Yet people are not used to thinking in many dimensions, and without reducing the dataset to a neat two- or three-dimensional representation, it might be difficult to come up with meaningful hypotheses and recognize important patterns.
“Visualization renders the data intuitive, but it does not necessarily reveal its ‘shape.’ A dataset might have a large-scale structure to it — complete with clusters, voids, loops, and so on — and we want all that to be in the reduced-dimensionality representation, too. Physicists need it to recognize distinct particles in a myriad detector blips, market researchers need it to identify consumer groups, climate scientists need it to tell where a certain process begins and where it ends. Unlike other techniques, ours achieves dimensionality reduction without compromising global data structure,” a co-author of the study, Skoltech alumnus and AIRI researcher Daniil Cherniavskii, commented.

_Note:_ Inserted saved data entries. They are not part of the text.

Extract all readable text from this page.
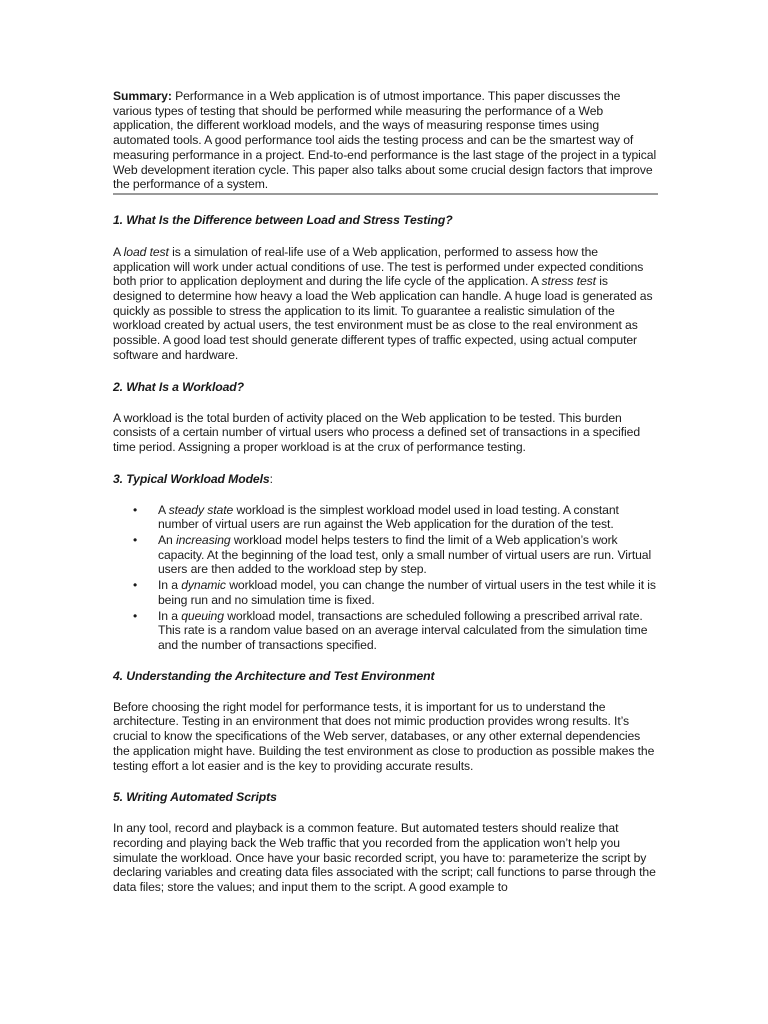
Summary: Performance in a Web application is of utmost importance. This paper discusses the various types of testing that should be performed while measuring the performance of a Web application, the different workload models, and the ways of measuring response times using automated tools. A good performance tool aids the testing process and can be the smartest way of measuring performance in a project. End-to-end performance is the last stage of the project in a typical Web development iteration cycle. This paper also talks about some crucial design factors that improve the performance of a system.

1. What Is the Difference between Load and Stress Testing?

A load test is a simulation of real-life use of a Web application, performed to assess how the application will work under actual conditions of use. The test is performed under expected conditions both prior to application deployment and during the life cycle of the application. A stress test is designed to determine how heavy a load the Web application can handle. A huge load is generated as quickly as possible to stress the application to its limit. To guarantee a realistic simulation of the workload created by actual users, the test environment must be as close to the real environment as possible. A good load test should generate different types of traffic expected, using actual computer software and hardware.

2. What Is a Workload?

A workload is the total burden of activity placed on the Web application to be tested. This burden consists of a certain number of virtual users who process a defined set of transactions in a specified time period. Assigning a proper workload is at the crux of performance testing.

3. Typical Workload Models:
• A steady state workload is the simplest workload model used in load testing. A constant number of virtual users are run against the Web application for the duration of the test.
• An increasing workload model helps testers to find the limit of a Web application’s work capacity. At the beginning of the load test, only a small number of virtual users are run. Virtual users are then added to the workload step by step.
• In a dynamic workload model, you can change the number of virtual users in the test while it is being run and no simulation time is fixed.
• In a queuing workload model, transactions are scheduled following a prescribed arrival rate. This rate is a random value based on an average interval calculated from the simulation time and the number of transactions specified.
4. Understanding the Architecture and Test Environment

Before choosing the right model for performance tests, it is important for us to understand the architecture. Testing in an environment that does not mimic production provides wrong results. It’s crucial to know the specifications of the Web server, databases, or any other external dependencies the application might have. Building the test environment as close to production as possible makes the testing effort a lot easier and is the key to providing accurate results.

5. Writing Automated Scripts

In any tool, record and playback is a common feature. But automated testers should realize that recording and playing back the Web traffic that you recorded from the application won’t help you simulate the workload. Once have your basic recorded script, you have to: parameterize the script by declaring variables and creating data files associated with the script; call functions to parse through the data files; store the values; and input them to the script. A good example to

There are a number of approaches to reducing data dimensionality, some using so-called autoencoders. These are neural networks that create lower-dimensionality representations of the data. “The problem is that most of the techniques used, including those involving autoencoders, operate locally. They care about the position of a data point relative to the neighboring points, but the large-scale structure is lost,” Cherniavskii said. “What we did is we supplemented the autoencoder with a new additional loss function. Its sole purpose is to minimize topological discrepancy between the initial dataset and its low-dimensional representation. At loss equal to zero, the ‘shape’ of the visualization is guaranteed to match that of the original.”
The team tested to what extent dataset topology is preserved using multiple metrics that capture how well the relative positions of the data points in general — not just those in the immediate neighborhood — are retained. The test, which encompassed datasets of varying nature, confirmed that the team’s solution outperformed all the most popular methods for dimensionality reduction (see image above).
“Topological data analysis is becoming an increasingly popular tool for investigating the properties of multidimensional data. We expect that the method we have developed and other similar approaches will become the standard in the nearest future,” study co-author Professor Evgeny Burnaev of Skoltech Applied AI and AIRI said.